Jonas Thulin, CIO at AP3.
This decision-making process always goes back to data. “It is all about numerical analysis. The level of information and data available today is extraordinary,” says Thulin. “We have largely stopped relying on strategists and economists and replaced much of that traditional input with data.” While many investors spend time debating political developments or macro narratives, AP3 focuses instead on what the data implies for timing. “We do not sit around discussing US politics in detail. For us the real question is how we should time it.” The team has identified data sources that “with two months of lead time, anticipate the swings in U.S. politics.”
Data-Driven Tactical Decisions Deliver Results
This capability has already proven useful, including in 2025. “It pinpointed Liberation Day, the US government shutdown, and even the trough when the market would begin to turn higher,” recalls Thulin. “We were not doing this two, three, or four years ago.” Ahead of Liberation Day, AP3 held a short position in the S&P 500 through the tactical overlay, which Thulin calls “probably my best trade of the year.” This disciplined tactical mindset has been one of the factors placing AP3 among the strongest-performing pension funds globally. AP3 ranks at the top of its peer group in terms of Sharpe ratios, returns, and volatility, while also being among the most cost-efficient.
Despite the complexity behind the data collection and analytical process, Thulin describes the actual implementation of the tactical overlay as straightforward. “For us the overlay is essentially about being long or short specific markets. Either we maximize our long exposure, or we take it off entirely and protect the portfolio through short positions. We have not done anything more fancy than that.”
Hedge Funds as an Additional Layer of Diversification
The ‘fancy’ element, Thulin says, comes from AP3’s hedge fund allocation. This includes “strategies that actually add value to the portfolio” and that provide “uncorrelated, stable returns, especially relative to equities.” The hedge fund lineup includes strategies targeting absolute returns in the double digits but also strategies that do not have strong returns as their ultimate objective. “We are completely comfortable with a manager delivering around five percent a year, as long as the returns are uncorrelated with the fixed income side,” Thulin explains the latter group of strategies. “Overall, it is a mixed bag.”
“We are currently assessing whether we should increase the [hedge fund]allocation, whether the current size is appropriate, and how it should evolve.”
Jonas Thulin, CIO at AP3.
Although the hedge fund allocation is not one of AP3’s largest exposures, it remains an important complement. “We are currently assessing whether we should increase the allocation, whether the current size is appropriate, and how it should evolve.” This allocation adds another layer of diversification on top of asset classes and tactical overlays. But more importantly, tactical adjustments remain the central pillar, creating a flexible overlay that supports a multi-layered diversification model far beyond traditional asset class diversification.

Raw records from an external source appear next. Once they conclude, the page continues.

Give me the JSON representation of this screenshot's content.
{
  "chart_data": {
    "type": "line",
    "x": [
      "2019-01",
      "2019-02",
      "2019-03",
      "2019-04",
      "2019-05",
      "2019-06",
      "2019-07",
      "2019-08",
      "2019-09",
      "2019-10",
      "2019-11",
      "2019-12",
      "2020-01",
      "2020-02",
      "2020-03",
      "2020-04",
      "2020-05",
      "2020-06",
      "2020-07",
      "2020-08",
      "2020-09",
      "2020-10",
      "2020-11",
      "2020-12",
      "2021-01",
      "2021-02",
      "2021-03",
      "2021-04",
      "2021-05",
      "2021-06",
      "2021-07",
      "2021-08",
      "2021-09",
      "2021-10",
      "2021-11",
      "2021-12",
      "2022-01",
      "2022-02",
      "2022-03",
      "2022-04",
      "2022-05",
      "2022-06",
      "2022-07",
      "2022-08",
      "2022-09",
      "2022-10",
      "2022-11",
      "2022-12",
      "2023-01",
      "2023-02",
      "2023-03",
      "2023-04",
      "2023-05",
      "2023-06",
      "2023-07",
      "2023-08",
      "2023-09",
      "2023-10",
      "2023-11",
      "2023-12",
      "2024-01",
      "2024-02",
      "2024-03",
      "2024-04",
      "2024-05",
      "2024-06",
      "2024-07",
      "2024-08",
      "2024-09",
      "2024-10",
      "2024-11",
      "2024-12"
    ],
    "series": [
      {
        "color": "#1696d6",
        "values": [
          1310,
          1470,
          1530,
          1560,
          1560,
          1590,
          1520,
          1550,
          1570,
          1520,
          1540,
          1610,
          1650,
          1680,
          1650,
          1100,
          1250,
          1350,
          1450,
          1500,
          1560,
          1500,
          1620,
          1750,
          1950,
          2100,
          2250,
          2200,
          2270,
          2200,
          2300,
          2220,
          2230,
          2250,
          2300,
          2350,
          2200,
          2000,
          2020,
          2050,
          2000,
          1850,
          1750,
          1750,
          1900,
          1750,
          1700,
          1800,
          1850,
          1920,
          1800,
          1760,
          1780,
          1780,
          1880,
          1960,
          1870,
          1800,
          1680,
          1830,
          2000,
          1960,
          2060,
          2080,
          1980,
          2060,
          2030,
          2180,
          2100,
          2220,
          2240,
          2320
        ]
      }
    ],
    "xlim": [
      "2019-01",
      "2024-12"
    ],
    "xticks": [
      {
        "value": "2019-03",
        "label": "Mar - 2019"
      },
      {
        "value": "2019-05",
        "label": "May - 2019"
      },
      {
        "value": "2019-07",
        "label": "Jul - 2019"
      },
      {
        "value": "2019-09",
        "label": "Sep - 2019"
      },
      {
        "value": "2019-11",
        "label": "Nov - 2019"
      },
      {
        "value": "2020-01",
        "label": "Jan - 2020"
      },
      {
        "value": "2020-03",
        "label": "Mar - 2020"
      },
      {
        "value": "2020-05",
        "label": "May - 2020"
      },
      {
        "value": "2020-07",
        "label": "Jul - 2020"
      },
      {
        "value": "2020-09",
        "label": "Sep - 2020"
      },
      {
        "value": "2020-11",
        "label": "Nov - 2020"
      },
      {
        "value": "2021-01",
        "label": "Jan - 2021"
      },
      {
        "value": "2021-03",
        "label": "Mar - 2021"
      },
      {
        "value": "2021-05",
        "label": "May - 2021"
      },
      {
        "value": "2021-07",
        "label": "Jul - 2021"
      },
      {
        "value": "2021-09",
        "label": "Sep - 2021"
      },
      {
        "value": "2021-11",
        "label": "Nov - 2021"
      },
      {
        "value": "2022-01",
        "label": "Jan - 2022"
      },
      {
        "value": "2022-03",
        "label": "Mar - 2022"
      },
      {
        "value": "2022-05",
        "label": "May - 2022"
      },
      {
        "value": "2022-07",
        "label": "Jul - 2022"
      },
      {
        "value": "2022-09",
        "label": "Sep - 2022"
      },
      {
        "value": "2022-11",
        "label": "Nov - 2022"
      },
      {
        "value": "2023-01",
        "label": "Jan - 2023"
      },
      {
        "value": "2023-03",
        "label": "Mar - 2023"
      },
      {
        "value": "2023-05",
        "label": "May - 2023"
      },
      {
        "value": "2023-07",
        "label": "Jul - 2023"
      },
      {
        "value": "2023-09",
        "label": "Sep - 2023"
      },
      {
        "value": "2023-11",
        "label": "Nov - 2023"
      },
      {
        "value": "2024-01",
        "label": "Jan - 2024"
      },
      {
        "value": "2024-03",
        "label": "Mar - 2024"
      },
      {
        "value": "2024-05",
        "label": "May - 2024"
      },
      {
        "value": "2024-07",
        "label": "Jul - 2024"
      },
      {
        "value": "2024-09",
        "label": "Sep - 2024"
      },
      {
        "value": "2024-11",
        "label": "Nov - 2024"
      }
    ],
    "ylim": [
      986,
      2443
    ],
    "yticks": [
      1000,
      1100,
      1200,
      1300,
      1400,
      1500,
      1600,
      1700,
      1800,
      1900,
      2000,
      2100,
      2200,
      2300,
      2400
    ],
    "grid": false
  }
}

Diversification Today Requires Real Adaptability
Achieving diversification today is not necessarily more difficult than ten years ago, Thulin says, but it requires organisations to be prepared to adapt. “It is not more difficult, but it increases the demands on the organisation to be ready to adapt.” It requires a willingness to adjust exposures and act decisively rather than relying on broad notions of agility and flexibility. The challenge, he adds, is identifying what types of exposures and tools are needed to achieve true diversification effects in today’s markets.